Remota itaque iustitia quid sunt regna nisi magna latrocinia? quia et latrocinia quid sunt nisi parua regna? Manus et ipsa hominum est, imperio principis regitur, pacto societatis astringitur, placiti lege præda diuiditur. Hoc malum si in tantum perditorum hominum accessibus crescit, ut et loca teneat sedes constituat, ciuitates occupet populos subiuget, euidentius regni nomen adsumit, quod ei iam in manifesto confert non dempta cupiditas, sed addita inpunitas. Eleganter enim et ueraciter Alexandro illi Magno quidam comprehensus pirata respondit. Nam cum idem rex hominem interrogaret, quid ei uideretur, ut mare haberet infestum, ille libera contumacia: Quod tibi, inquit, ut orbem terrarum; sed quia id ego exiguo nauigio facio, latro uocor; quia tu magna classe, imperator.

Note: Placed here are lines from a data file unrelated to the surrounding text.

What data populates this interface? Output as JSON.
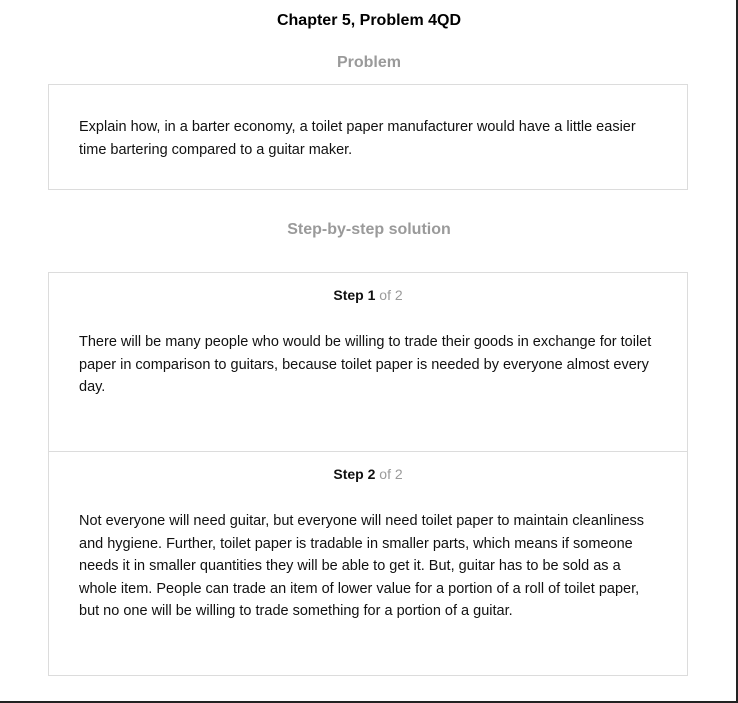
{
  "title": "Chapter 5, Problem 4QD",
  "problem": {
    "heading": "Problem",
    "text": "Explain how, in a barter economy, a toilet paper manufacturer would have a little easier time bartering compared to a guitar maker."
  },
  "solution": {
    "heading": "Step-by-step solution",
    "steps": [
      {
        "label": "Step",
        "number": "1",
        "of_text": "of 2",
        "text": "There will be many people who would be willing to trade their goods in exchange for toilet paper in comparison to guitars, because toilet paper is needed by everyone almost every day."
      },
      {
        "label": "Step",
        "number": "2",
        "of_text": "of 2",
        "text": "Not everyone will need guitar, but everyone will need toilet paper to maintain cleanliness and hygiene. Further, toilet paper is tradable in smaller parts, which means if someone needs it in smaller quantities they will be able to get it. But, guitar has to be sold as a whole item. People can trade an item of lower value for a portion of a roll of toilet paper, but no one will be willing to trade something for a portion of a guitar."
      }
    ]
  }
}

You will not prove that humans are happy who live steadily in the midst of the disasters of war. Whether the blood shed is that of their fellow citizens or of their enemies matters not, for in any case it is human blood. The dark shadow of fear and the lust for blood has fallen over them. If they know joy, then it is but the gleaming of fragile glass which they must fear will be shattered at any second. How then can it be wise or even rational to see grounds to be boastful in the building of empires?…

If it does not do justice, what is the government but a great criminal enterprise? For what are gangs of criminals but petty little governments? The pack is a group which follows the orders of its leader according to a social compact of sorts, sharing the spoils along the rules upon which they agree. Through a process of gradual accretion, the gang may acquire bodies and territory, establish itself in some place, and soon be possessed of all the attributes of statehood—then it may be known as a state, acquiring this title not by being any less avaricious but rather by having achieved impunity. Alexander the Great’s conversation with a pirate he had captured reflects this well. The king asked what possessed him to infest the sea as he did, and the pirate replied: “No differently from you when you pursue your crimes in the world. I act with a small ship, so I am called a pirate. You command a fleet and are called emperor.”

Augustine of Hippo, De civitate dei contra paganos lib iv, capp iii- iv (ca. 410)(S.H. transl.) in vol. 2 of the Loeb Classical Library edition, pp. 12, 16.